Challenge Negativity
Challenge Negativity
Negativity can be debilitating and take up a lot of room in your mind. Feeling sad and disappointed is healthy, but toxic self-talk magnifies your misfortune, skewing your perceptions of reality.
The first thing to do is become aware of how you talk to yourself. What are you saying in your mind about yourself? Be on the lookout for red flags, such as victimizing thoughts (“Poor me” type of thinking). If you notice that the thoughts in your head or the words on your paper after your journaling exercise are toxic self-talk, it’s time to change your mindset.
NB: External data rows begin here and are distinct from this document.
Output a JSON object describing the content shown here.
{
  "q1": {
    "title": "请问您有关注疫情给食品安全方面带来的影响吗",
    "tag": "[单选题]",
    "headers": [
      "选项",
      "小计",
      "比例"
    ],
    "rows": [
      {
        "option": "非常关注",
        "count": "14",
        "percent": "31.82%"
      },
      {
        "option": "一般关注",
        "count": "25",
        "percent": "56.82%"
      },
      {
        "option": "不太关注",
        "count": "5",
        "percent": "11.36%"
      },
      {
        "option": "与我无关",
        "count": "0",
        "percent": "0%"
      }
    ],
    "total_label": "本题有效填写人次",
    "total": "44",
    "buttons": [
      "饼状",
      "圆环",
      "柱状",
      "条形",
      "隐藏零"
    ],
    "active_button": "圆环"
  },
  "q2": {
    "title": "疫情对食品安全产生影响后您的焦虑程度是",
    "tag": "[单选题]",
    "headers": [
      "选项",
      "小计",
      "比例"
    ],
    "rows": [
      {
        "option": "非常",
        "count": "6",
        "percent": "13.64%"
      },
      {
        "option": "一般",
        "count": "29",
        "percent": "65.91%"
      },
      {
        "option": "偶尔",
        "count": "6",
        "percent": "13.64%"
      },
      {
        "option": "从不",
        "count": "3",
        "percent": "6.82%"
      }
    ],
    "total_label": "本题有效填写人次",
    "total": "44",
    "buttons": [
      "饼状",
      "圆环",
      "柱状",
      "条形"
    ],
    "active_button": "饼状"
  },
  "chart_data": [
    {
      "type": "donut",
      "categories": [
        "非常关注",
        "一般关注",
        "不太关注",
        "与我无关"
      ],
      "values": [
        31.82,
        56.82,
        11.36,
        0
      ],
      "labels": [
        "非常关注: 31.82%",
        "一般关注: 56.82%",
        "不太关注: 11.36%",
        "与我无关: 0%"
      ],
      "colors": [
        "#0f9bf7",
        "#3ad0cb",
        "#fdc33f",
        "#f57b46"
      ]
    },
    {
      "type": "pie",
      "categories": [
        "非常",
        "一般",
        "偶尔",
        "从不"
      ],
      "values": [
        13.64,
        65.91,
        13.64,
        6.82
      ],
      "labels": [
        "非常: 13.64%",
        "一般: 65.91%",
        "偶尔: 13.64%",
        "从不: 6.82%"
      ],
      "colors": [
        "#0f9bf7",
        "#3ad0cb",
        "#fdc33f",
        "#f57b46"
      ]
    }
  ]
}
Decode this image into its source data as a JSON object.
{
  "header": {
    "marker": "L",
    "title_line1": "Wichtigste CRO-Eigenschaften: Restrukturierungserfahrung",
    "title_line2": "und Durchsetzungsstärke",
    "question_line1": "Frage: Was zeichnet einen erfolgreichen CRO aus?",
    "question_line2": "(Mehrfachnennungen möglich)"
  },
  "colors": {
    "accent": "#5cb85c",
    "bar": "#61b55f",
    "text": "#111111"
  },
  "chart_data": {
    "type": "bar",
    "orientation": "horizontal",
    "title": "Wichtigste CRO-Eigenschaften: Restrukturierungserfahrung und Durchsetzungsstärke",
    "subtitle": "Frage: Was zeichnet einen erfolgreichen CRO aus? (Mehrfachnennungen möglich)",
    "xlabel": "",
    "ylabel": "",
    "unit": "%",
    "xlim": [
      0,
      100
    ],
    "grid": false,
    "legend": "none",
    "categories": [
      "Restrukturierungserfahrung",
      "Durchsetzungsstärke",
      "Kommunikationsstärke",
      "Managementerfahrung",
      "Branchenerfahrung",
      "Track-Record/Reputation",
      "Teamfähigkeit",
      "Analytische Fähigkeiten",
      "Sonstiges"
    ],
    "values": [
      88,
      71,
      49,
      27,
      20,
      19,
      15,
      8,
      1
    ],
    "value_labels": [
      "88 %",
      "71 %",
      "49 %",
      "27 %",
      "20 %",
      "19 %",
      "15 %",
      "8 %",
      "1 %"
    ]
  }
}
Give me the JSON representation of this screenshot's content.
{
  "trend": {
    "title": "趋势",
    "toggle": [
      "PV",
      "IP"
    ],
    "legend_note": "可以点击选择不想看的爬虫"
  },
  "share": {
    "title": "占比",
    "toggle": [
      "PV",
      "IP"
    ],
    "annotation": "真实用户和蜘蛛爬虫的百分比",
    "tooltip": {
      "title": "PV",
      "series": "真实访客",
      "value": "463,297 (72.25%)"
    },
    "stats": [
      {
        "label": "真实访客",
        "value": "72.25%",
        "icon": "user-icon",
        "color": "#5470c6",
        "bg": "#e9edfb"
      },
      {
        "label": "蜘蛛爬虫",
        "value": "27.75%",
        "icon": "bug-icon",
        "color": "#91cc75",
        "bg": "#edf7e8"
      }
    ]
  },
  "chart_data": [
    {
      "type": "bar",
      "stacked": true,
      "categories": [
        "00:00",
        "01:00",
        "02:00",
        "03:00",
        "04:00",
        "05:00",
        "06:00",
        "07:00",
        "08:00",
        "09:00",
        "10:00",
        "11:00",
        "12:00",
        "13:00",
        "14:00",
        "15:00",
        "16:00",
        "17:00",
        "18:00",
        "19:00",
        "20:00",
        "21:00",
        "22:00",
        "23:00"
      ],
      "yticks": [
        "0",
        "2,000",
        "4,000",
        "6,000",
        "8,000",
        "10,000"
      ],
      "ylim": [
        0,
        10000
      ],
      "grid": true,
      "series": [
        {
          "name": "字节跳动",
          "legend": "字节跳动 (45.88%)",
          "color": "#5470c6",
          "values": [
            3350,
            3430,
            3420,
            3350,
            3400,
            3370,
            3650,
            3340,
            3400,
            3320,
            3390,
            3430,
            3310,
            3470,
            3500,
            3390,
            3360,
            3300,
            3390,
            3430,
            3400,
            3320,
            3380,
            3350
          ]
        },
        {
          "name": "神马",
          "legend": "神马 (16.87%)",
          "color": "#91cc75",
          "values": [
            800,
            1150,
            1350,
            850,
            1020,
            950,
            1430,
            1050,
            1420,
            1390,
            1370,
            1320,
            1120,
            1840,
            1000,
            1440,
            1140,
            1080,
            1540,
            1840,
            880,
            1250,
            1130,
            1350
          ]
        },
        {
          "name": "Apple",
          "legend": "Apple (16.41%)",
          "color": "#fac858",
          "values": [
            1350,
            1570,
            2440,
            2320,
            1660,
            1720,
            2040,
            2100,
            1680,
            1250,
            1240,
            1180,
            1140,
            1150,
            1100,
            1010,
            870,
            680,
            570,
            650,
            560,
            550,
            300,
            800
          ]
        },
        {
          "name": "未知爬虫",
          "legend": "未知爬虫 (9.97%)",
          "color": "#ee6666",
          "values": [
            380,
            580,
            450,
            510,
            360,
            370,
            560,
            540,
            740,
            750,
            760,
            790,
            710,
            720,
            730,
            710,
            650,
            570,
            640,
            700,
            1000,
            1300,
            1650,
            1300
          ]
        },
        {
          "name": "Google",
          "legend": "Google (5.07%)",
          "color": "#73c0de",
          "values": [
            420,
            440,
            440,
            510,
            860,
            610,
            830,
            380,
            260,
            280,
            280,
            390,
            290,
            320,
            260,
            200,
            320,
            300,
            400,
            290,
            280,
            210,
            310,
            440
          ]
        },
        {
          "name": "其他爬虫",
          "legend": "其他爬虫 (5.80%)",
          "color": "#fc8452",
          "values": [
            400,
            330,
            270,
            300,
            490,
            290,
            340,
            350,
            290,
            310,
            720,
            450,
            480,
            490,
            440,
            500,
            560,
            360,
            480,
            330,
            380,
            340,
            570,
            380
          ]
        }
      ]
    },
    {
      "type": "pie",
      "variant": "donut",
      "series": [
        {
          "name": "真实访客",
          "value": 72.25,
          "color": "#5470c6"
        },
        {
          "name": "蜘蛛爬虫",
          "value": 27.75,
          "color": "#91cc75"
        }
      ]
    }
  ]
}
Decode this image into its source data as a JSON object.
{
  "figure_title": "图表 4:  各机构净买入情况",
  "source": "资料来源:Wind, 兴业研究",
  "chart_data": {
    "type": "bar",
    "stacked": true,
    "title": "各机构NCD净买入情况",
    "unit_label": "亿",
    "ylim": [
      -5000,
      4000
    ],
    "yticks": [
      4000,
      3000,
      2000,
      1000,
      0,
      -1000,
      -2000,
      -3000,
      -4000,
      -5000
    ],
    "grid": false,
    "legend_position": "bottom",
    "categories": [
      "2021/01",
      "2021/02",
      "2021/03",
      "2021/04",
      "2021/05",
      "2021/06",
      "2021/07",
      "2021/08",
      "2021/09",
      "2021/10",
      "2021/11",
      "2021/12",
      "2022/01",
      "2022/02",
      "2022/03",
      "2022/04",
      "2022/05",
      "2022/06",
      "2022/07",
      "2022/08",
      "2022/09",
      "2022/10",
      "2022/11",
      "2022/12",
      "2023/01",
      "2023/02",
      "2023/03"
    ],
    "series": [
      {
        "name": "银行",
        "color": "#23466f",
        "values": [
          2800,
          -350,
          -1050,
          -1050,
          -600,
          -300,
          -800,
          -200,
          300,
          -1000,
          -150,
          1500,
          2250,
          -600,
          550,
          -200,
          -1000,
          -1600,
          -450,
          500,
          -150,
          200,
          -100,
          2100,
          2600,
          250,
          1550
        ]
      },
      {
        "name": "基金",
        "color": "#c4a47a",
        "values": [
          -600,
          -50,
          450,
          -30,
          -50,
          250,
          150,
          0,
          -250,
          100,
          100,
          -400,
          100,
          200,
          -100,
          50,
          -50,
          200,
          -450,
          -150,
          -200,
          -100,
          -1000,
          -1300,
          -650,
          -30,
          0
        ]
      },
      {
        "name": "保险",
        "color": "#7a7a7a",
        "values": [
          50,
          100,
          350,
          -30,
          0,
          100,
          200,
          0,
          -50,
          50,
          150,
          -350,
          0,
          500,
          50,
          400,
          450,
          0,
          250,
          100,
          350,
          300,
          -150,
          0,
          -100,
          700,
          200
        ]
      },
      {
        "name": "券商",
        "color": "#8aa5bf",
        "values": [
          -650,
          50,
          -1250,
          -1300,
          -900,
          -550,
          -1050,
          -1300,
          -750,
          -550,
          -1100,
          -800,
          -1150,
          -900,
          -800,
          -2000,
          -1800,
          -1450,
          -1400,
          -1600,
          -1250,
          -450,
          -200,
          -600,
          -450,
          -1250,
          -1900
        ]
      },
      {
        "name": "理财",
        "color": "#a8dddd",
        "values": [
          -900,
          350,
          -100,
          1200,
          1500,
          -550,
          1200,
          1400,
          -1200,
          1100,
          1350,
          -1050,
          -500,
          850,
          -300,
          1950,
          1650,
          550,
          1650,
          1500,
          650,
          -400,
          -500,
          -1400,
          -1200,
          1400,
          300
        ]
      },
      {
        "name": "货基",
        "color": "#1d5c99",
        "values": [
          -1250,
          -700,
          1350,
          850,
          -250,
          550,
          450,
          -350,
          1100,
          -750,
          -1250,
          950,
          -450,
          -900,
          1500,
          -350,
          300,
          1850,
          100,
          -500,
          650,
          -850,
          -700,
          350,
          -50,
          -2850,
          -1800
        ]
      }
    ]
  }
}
To change your mindset, you need to start challenging yourself. Is the thought accurate or is it distorted? Each time you prove to yourself that the negative self-talk is incorrect, your mind will start to replace the negative thoughts with positive ones. And when that happens, your mind will shift from feeling heavy, cluttered, and chaotic (negativity) to lighter and free (positivity).
A part of challenging yourself is to start gaining more positive experiences. Practice gratitude and compassion by doing something to make your life or someone else’s life a little bit better. When you catch yourself thinking negatively, do something that helps you or someone else. That way, the next time you experience negative self-talk, you can acknowledge that your brain isn’t always right.
Asked yourself a question. “I’ve done a lot of work on myself, and I’ve made enough progress in my spiritual growth to be able to witness the part of me that still gets hurt and feels victimized.”
Byron Katie’s “The Work” can be quite helpful in situations like this.
1. Identify your belief and ask yourself “Is it true?” Your Small Self will tend to say “Yes, it’s true. That belief is rock solid true.” But simply asking the question can begin to loosen the belief’s grip on you.
2. Can you be absolutely sure this belief is rock solid true?
In other words, can you think of even one instance when this belief is not true? Many of our beliefs were inherited from childhood. So is it true that I’m never enough? Is it true that I’m too much? Can I be absolutely sure this is true? Well . . . no.
3. How do you feel when you believe this belief to be true?
When I fell into the feeling of “It’s never enough. I try and try, and then I’m too much, and people leave,” I felt small, disempowered, and victimized. My gut felt twisted. I felt sad. If you get weepy when you feel what it feels like to believe this belief, chances are good that this belief is not serving you, and you’d feel more free if you could let it go. Which takes us to the next step.
4. Who would you be without this belief?
Most of us felt liberation, a profound sense of calm. It would feel like a million pounds off your shoulders to let go of the belief.
5. Turn the belief around.
The turnaround can come in a variety of forms. It may be the direct opposite of whatever belief leaves you feeling like a victim. Often, the turnaround can be turned around to the self, to the other, or to the opposite. For example, if your belief is, “Mom didn’t love me enough,” turnarounds might be, “I didn’t love me enough” or “I didn’t love Mom enough” or “Mom loved me just the right amount.”